I’m married, so this has very little to do with me other than curiosity, but it put me in a conundrum, particularly with my son. He is everything you would think of as a mommas boy. He is 4, and will be turning 5 in a few months. He can’t be away from mom for even an hour. She plays with him for every moment he is awake. They go to parks together, play games together, play with clay together, cook together, read together, and he even sleeps in the same bed with us at night. He doesn’t watch tv or movies, or ever play by himself, ALL time he spends is either with only her, or her and others. He loves her, and it’s really sweet. He is an extremely sweet boy, and I admire him for it. I wouldn’t think of discouraging that relationship if it weren’t for the disgust I heard from the women on the radio today. I fear my sweet boy will really struggle with relationships in the future, and will have to deal with lots of heartbreak due to the disgust he will instill in women for being a sweet mommas boy.

Here is the conundrum.

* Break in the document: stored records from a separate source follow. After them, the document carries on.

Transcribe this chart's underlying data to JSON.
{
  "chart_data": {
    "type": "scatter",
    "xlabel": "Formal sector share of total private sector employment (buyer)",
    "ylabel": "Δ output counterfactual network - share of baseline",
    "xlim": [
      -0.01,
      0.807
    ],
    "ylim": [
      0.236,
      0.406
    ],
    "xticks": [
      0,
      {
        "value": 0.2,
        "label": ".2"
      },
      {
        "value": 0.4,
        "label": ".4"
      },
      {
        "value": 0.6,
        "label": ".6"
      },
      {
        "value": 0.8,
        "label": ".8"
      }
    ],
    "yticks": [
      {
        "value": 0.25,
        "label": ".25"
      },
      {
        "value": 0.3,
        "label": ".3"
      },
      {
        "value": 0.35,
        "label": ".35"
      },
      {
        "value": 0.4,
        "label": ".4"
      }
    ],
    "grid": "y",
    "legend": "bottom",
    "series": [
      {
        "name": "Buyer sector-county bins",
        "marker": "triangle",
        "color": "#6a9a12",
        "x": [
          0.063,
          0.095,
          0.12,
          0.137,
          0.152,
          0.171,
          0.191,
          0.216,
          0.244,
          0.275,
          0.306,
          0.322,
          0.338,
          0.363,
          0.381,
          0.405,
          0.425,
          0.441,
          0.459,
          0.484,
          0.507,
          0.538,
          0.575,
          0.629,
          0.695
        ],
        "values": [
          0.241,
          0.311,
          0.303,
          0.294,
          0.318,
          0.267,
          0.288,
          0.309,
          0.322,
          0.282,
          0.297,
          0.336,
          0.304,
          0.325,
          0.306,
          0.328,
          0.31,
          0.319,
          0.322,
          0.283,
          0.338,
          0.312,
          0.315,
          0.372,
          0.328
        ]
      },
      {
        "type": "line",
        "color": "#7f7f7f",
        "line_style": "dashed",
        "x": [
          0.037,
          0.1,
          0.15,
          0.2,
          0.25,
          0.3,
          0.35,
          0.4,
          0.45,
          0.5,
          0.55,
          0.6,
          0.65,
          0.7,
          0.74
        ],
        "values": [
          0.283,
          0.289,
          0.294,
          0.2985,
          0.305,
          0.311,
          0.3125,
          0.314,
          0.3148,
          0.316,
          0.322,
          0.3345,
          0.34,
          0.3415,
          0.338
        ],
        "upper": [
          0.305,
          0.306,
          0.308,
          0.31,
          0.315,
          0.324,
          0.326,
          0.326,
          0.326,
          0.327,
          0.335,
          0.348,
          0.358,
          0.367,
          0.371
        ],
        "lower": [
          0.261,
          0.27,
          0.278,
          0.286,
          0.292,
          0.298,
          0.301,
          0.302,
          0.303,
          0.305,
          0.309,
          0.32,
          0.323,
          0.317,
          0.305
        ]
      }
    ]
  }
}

I don’t want to just tell my son to man up and quit being a mommas boy. That seems cruel, and exactly like what I have been told is the essence of toxic masculinity, but it seems to be what women in society are pressuring me to do. Personally, the most painful experiences I have dealt with in life have been heartbreak, even more so than my mother’s cancer. That is a torment that is intense, and hellish. I personally feel like I have had to deal with it to a greater degree than my peers, and more than anything don’t want it for my son. Life is SIGNIFICANTLY better after you have found a partner you can trust, and no longer have to deal with the cruel dating scene.

So what should I do? Tell my four year old son to man up and quit being a mommas boy? Is that toxic? Why do women demand it? What makes being a mommas boy so disgusting?